Formare alle professioni. Figure della sanità

Formare alle professioni. Figure della sanità

Nove saggi, inquadrati da un'introduzione (P. Mazzarello), organizzati in parti prefate da corsivi (M.

Ferrari, M. L. Betri, E. Becchi) e illustrati da riletture "pedagogiche" (E. Becchi e M. Ferrari), ricostruiscono vicende della formazione professionale di medici, chirurghi, ostetriche e ostetrici dall' antichità greca e romana fino ad oggi.
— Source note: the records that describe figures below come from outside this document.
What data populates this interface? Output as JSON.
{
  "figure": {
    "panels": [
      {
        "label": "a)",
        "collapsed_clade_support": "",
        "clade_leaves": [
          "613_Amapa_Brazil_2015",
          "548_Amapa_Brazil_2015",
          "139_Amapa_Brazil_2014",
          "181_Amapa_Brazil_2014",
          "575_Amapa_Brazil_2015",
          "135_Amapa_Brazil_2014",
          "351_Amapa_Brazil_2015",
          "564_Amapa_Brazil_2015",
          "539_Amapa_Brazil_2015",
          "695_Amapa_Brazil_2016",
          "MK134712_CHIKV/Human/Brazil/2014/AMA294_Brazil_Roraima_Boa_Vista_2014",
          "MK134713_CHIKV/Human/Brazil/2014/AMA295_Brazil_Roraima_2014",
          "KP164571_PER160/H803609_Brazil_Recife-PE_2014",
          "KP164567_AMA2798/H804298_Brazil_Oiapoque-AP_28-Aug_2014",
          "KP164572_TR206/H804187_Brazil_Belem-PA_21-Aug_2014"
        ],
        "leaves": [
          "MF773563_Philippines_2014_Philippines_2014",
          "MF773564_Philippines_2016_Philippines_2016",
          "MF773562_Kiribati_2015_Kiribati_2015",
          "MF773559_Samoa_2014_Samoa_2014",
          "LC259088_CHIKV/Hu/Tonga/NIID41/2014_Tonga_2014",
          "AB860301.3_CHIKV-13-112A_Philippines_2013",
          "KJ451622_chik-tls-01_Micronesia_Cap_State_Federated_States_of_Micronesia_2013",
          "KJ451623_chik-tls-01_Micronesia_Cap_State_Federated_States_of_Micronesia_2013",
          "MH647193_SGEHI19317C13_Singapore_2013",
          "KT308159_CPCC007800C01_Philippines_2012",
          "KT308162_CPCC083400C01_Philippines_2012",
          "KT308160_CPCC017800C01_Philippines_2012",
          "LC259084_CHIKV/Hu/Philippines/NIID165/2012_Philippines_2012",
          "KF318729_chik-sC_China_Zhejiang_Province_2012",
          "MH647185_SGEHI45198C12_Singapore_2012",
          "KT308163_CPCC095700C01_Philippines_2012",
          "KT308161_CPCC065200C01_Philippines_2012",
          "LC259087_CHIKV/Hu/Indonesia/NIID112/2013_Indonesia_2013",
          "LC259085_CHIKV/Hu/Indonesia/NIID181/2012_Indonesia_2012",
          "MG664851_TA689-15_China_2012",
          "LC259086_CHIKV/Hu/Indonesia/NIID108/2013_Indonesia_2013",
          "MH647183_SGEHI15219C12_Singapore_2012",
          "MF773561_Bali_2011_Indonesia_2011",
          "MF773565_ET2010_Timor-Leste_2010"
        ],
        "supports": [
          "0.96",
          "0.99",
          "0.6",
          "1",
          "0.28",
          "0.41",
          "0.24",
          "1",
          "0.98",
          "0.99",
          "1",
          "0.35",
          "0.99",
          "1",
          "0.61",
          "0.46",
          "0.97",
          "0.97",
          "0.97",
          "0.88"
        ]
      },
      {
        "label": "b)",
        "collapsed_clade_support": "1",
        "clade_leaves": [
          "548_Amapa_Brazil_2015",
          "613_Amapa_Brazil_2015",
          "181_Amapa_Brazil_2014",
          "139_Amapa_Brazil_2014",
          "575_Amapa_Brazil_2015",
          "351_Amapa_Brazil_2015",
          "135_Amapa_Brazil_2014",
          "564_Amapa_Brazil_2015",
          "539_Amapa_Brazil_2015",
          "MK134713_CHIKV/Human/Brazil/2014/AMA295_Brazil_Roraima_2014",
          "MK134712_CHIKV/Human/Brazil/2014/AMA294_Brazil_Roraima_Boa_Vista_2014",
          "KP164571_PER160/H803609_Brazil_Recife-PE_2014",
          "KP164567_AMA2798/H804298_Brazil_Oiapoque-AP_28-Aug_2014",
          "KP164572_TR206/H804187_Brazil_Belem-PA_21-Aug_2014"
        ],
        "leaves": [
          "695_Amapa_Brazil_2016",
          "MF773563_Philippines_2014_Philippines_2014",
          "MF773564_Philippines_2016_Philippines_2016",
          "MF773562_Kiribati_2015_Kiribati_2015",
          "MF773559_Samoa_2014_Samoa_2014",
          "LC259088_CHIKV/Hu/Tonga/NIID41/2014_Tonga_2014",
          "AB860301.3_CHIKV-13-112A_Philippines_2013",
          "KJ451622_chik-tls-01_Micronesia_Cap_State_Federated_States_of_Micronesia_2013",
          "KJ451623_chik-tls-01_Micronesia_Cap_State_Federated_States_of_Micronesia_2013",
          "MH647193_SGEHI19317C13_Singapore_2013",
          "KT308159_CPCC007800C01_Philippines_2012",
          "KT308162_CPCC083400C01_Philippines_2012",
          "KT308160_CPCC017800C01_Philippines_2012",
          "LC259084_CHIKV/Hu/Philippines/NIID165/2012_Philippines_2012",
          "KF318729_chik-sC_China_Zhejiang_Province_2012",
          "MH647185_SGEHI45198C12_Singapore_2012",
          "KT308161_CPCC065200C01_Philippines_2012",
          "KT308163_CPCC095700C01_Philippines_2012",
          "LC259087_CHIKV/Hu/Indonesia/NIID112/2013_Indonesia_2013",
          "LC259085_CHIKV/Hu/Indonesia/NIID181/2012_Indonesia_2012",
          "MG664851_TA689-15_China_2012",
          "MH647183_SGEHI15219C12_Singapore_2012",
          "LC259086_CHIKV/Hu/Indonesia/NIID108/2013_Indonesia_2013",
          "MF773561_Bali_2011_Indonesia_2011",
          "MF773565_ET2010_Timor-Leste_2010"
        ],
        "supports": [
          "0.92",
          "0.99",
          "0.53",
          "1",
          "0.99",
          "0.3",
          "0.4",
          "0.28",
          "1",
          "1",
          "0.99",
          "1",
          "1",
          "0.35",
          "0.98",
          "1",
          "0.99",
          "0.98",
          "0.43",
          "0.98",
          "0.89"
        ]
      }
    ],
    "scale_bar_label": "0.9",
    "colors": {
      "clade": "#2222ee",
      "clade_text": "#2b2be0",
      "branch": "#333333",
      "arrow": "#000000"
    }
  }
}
Nel volume si discute dell'acquisizione di competenze scientifiche e operative, nell'ambito di un contesto intersoggettivo, e, pertanto, di condotte affettive, sociali, culturali in senso lato, di responsabilità, di istituzioni dove è avvenuta questa variegata professionalizzazione. Diventare medico è, da millenni, in Occidente, un compito arduo per chi forma e per chi apprende; la professione di chi cura, previene malattie, aiuta a nascere e dà sollievo a chi sta morendo, è fra le più difficili, per le abilità che vanno apprese, per le sensibilità che vanno sollecitate e controllate in dati luoghi e con specifiche strategie. La preparazione del medico è divenuta sempre più articolata, sia per l'arricchirsi di un'enciclopedia di saperi, sia per le sedi in cui avviene, sia per le finalità e responsabilità che si sono attribuite alle figure della sanità.